A tarefa ficou inacabada por décadas e foi registrada em textos como Juízes 1.27-34. Aos poucos os hebreus ocuparam as terras e apropriaram-se da lavoura e dos rebanhos dos povos estabelecidos. Fizeram alianças com uns e submeteram outros à escravidão.

Todos precisavam comer, adultos e crianças, hebreus e cananeus. Os hebreus ignoravam o funcionamento da agricultura, pois no Egito trabalharam em olarias e a jovem geração que entrou em Canaã havia nascido no deserto, onde nada se planta e nada se colhe. Os cananeus, que ocupavam o território, conheciam os métodos agrícolas e confiavam a fartura na colheita aos deuses da terra. Os hebreus, então, logo se curvaram a Baal, deus da fertilidade, encarregado de enviar chuva, tão essencial a agricultura.

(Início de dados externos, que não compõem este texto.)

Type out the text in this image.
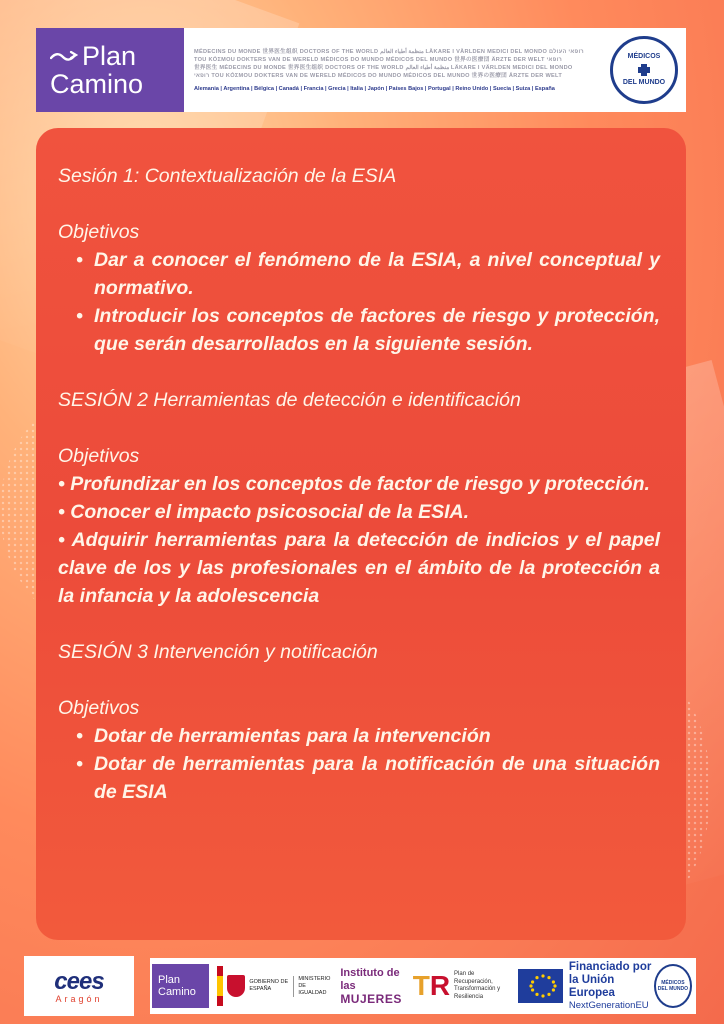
Plan
Camino
MÉDECINS DU MONDE 世界医生组织 DOCTORS OF THE WORLD منظمة أطباء العالم LÄKARE I VÄRLDEN MEDICI DEL MONDO רופאי העולם
TOU KÓΣMOU DOKTERS VAN DE WERELD MÉDICOS DO MUNDO MÉDICOS DEL MUNDO 世界の医療団 ÄRZTE DER WELT רופאי
世界医生 MÉDECINS DU MONDE 世界医生组织 DOCTORS OF THE WORLD منظمة أطباء العالم LÄKARE I VÄRLDEN MEDICI DEL MONDO
רופאי TOU KÓΣMOU DOKTERS VAN DE WERELD MÉDICOS DO MUNDO MÉDICOS DEL MUNDO 世界の医療団 ÄRZTE DER WELT
Alemania | Argentina | Bélgica | Canadá | Francia | Grecia | Italia | Japón | Países Bajos | Portugal | Reino Unido | Suecia | Suiza | España
MÉDICOS
DEL MUNDO

Sesión 1: Contextualización de la ESIA

Objetivos

• Dar a conocer el fenómeno de la ESIA, a nivel conceptual y normativo.
• Introducir los conceptos de factores de riesgo y protección, que serán desarrollados en la siguiente sesión.

SESIÓN 2 Herramientas de detección e identificación

Objetivos

• Profundizar en los conceptos de factor de riesgo y protección.

• Conocer el impacto psicosocial de la ESIA.

• Adquirir herramientas para la detección de indicios y el papel clave de los y las profesionales en el ámbito de la protección a la infancia y la adolescencia

SESIÓN 3 Intervención y notificación

Objetivos

• Dotar de herramientas para la intervención
• Dotar de herramientas para la notificación de una situación de ESIA
cees
Aragón
Plan
Camino
GOBIERNO DE ESPAÑA
MINISTERIO DE IGUALDAD
Instituto de las
MUJERES TR Plan de Recuperación, Transformación y Resiliencia
Financiado por
la Unión Europea
NextGenerationEU
MÉDICOS
DEL MUNDO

Isso é o pragmatismo, faz-se o que funciona, o que é necessário “agora”. E para isso, vale até mesmo celebrar alianças condenadas por Yahweh, o Deus dos hebreus. Em nome das necessidades básicas prementes, a traição ao estatuto recebido por Moisés no Sinai encontra justificativa: os fins justificam os meios. O ideário da nação sacerdotal não enche barriga e não paga as contas; então, viola-se a aliança de sangue que os unia àquele que os removeu escravos e os tornaria senhores da terra.

O resultado, quem leu o livro dos Juízes já conhece. A vida espiritual do povo tornou-se uma roda gigante: ora no céu, ora no limbo. Os altares e sítios idólatras foram os para-raios da assolação que não falhou, resultado previsto nos decretos que o próprio povo concordou em chancelar ainda no deserto. Ora, não conheciam a norma dita por Deus? “Sim, mas precisavam comer”, dirão alguns.

Num bate-papo com um pastor amigo, falando sobre ideologia partidária nas eleições e sobre como o povo não leva em conta os termos que regem cada partido, meu interlocutor, amigo, defendeu o povo que vota no candidato “que faz pelos pobres”. Não importa a ideologia assumida pelo candidato: é preciso saciar a fome acima de tudo. Refletindo sobre esta sua fala, não demorei a lembrar dessa época quando os hebreus, colocando suas necessidades acima da ideologia pagã, assumiram um compromisso que os levaria a uma era de trevas.

A experiência seria repetida séculos mais tarde, no período dos reis de Israel, e o Senhor enviaria profetas para reclamar a falta de conhecimento do povo como razão da própria ruína (Isaias 1.3 e outros). Tudo em nome do utilitarismo e do pragmatismo: é preciso comer, mas isso pode justificar tudo? O Diabo também pode servir pão, mas Jesus advertiu que “nem só de pão viverá o homem” (Mateus 4.4). Há valores que aos cristãos devem considerar inegociáveis.

Se a necessidade o pressiona, se a aparência do novo o atrai, cuidado: não há nada novo debaixo do sol. Nem mesmo o erro de envolver a si, a família, a cidade e a nação numa aliança que viola princípios bíblicos básicos e a ideologia do próprio Cristianismo. Se esse texto reflete o debate eleitoral? Sim. Se estou procurando induzir a um partido específico? Gostaria, mas se o leitor levar em conta a reflexão acima nas suas próximas escolhas importantes, já terei sido recompensado.